Judge Vogelson also determined that several events that took place before January 28, 2002, created a "use" of the liquor license by defendants:
We have the right of off-track betting established by the Legislature of New Jersey on August 5, 2001, clearly within the three-year period. We have an application for minor subdivision clearly within the three-year period.
Judge Orlando determined that it was a major subdivision. The defendant efficiently moved before the planning board of Cherry Hill for a major subdivision as directed by the Court, which in fact was granted. Thirdly, they have applied to and received from the Director of the Alcoholic Beverage Control Commission in New Jersey a renewal of the license and [have] stated in certifications that they're moving forward.
So clearly pursuant to the language of the contract that, as I read it, the buyer does continue to have a use for the license and is moving forward to make that use a realization.

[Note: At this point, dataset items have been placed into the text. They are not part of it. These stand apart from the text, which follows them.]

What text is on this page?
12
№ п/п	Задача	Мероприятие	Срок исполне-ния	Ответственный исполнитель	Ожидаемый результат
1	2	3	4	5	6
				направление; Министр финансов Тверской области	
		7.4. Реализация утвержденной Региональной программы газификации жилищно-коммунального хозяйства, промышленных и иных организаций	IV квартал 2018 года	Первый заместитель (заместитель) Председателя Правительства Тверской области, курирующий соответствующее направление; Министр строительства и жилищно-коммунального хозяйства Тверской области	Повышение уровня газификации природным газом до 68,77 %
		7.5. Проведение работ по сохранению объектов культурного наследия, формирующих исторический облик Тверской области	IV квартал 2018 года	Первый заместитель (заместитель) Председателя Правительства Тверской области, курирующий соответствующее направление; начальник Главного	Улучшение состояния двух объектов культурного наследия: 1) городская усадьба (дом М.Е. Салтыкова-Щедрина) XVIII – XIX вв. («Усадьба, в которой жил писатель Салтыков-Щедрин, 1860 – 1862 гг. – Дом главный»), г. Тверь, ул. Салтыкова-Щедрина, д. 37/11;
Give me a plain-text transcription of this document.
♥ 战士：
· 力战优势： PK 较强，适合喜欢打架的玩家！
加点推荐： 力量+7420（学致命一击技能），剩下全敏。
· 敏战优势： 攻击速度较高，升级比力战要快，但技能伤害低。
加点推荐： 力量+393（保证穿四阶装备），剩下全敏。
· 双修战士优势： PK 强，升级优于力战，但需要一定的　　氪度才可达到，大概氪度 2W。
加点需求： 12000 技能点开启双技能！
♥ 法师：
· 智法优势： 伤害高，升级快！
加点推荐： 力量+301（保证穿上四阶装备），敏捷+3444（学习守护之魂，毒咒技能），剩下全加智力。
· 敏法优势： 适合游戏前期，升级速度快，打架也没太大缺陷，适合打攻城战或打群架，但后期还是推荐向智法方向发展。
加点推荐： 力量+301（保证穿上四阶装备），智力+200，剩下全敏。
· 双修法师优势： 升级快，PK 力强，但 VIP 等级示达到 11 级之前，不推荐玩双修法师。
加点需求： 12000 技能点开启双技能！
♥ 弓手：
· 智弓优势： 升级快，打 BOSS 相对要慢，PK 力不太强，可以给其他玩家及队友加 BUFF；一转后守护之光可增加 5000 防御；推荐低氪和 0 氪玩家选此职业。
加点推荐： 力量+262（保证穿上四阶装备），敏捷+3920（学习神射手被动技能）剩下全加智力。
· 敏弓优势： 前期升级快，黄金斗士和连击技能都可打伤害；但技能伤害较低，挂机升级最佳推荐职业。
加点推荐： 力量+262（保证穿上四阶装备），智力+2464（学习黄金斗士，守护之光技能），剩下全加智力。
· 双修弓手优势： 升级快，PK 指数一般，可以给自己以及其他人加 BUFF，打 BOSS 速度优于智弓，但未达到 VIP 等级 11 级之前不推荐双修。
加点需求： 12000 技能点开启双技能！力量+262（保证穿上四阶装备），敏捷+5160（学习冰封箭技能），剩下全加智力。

Accordingly, the judge found that defendants, as of January 28, 2002, continued to "have a use" for the liquor license, and plaintiff's right to purchase it did not vest on that date. The judge entered a confirming order on May 15, 2006, dismissing plaintiff's complaint without prejudice.
Plaintiffs moved for reconsideration, and in the alternative, requested that Judge Vogelson amend his May 15, 2006, order by dismissing the complaint with prejudice for purposes of appeal. On June 23, 2006, the judge denied the motion to reconsider the matter on the merits and dismissed the complaint with prejudice.

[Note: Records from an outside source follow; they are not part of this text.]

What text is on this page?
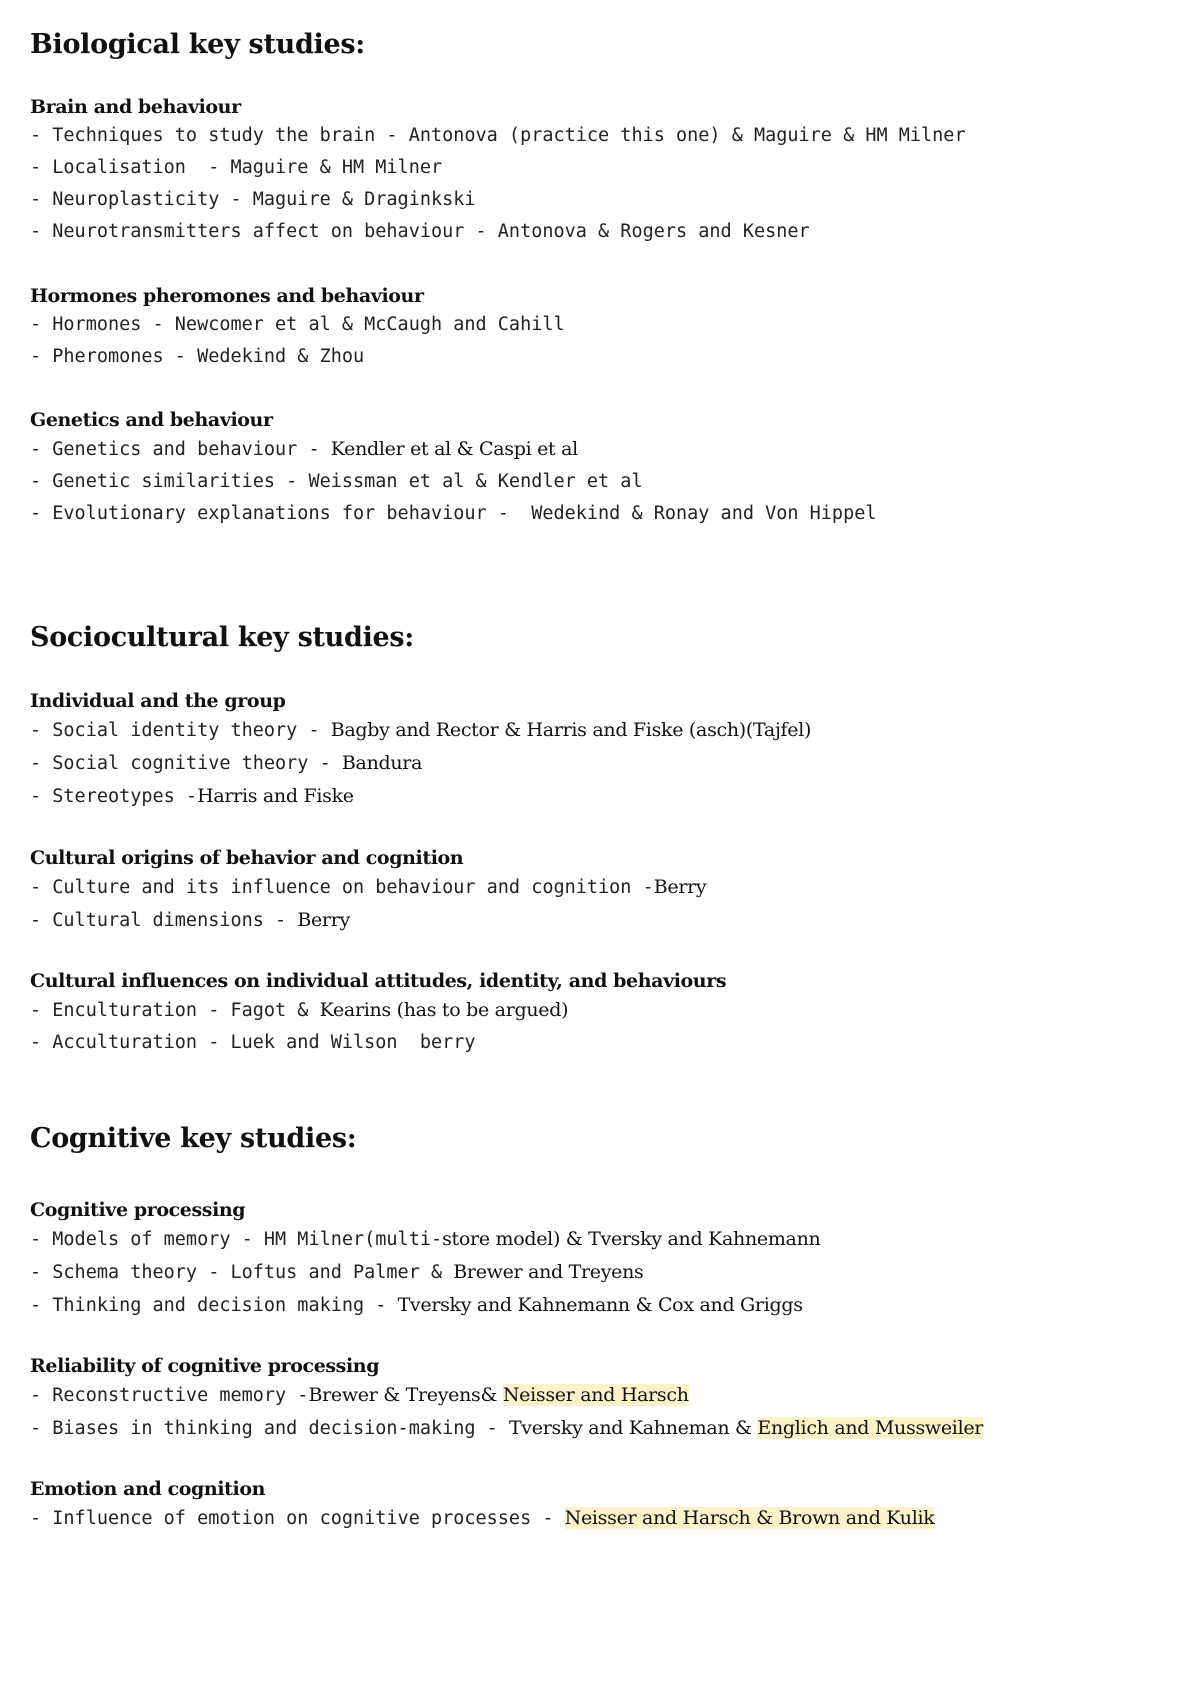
Biological key studies:
Brain and behaviour
- Techniques to study the brain - Antonova (practice this one) & Maguire & HM Milner
- Localisation  - Maguire & HM Milner
- Neuroplasticity - Maguire & Draginkski
- Neurotransmitters affect on behaviour - Antonova & Rogers and Kesner
Hormones pheromones and behaviour
- Hormones - Newcomer et al & McCaugh and Cahill
- Pheromones - Wedekind & Zhou
Genetics and behaviour
- Genetics and behaviour - Kendler et al & Caspi et al
- Genetic similarities - Weissman et al & Kendler et al
- Evolutionary explanations for behaviour -  Wedekind & Ronay and Von Hippel
Sociocultural key studies:
Individual and the group
- Social identity theory - Bagby and Rector & Harris and Fiske (asch)(Tajfel)
- Social cognitive theory - Bandura
- Stereotypes -Harris and Fiske
Cultural origins of behavior and cognition
- Culture and its influence on behaviour and cognition -Berry
- Cultural dimensions - Berry
Cultural influences on individual attitudes, identity, and behaviours
- Enculturation - Fagot & Kearins (has to be argued)
- Acculturation - Luek and Wilson  berry
Cognitive key studies:
Cognitive processing
- Models of memory - HM Milner(multi-store model) & Tversky and Kahnemann
- Schema theory - Loftus and Palmer & Brewer and Treyens
- Thinking and decision making - Tversky and Kahnemann & Cox and Griggs
Reliability of cognitive processing
- Reconstructive memory -Brewer & Treyens& Neisser and Harsch
- Biases in thinking and decision-making - Tversky and Kahneman & Englich and Mussweiler
Emotion and cognition
- Influence of emotion on cognitive processes - Neisser and Harsch & Brown and Kulik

On appeal, plaintiff argues:
THE TRIAL COURT COMMITTED REVERSIBLE ERROR WHEN IT DISMISSED [PLAINTIFF'S] COMPLAINT FOR FAILURE TO STATE A CLAIM UPON WHICH RELIEF MAY BE GRANTED.
A. THE TRIAL COURT ERRED WHEN IT FAILED TO ACCEPT THE ALLEGATIONS IN [PLAINTIFF'S] COMPLAINT AS TRUE AND WHEN IT FAILED TO AFFORD [PLAINTIFF] ALL REASONABLE INFERENCES REGARDING "USE" UNDER THE AGREEMENT.
B. THE TRIAL COURT COMMITTED ERROR WHEN IT BASED ITS DECISION ON "EVIDENCE" THAT IS IRRELEVANT AS TO THE ISSUE OF DEFENDANTS' "USE" OF THE LIQUOR LICENSE.
C. THE TRIAL COURT COMMITTED ERROR IN ITS INTERPRETATION OF "USE" UNDER THE AMENDMENT.
We have carefully considered plaintiff's arguments in light of the record, the briefs, and the applicable law. We conclude the issues presented are without sufficient merit to warrant discussion in a written opinion. R. 2:11-3(e)(1)(A) and (E). We affirm substantially for the reasons expressed by Judge Vogelson in his decisions of May 12, 2006, and June 23, 2006.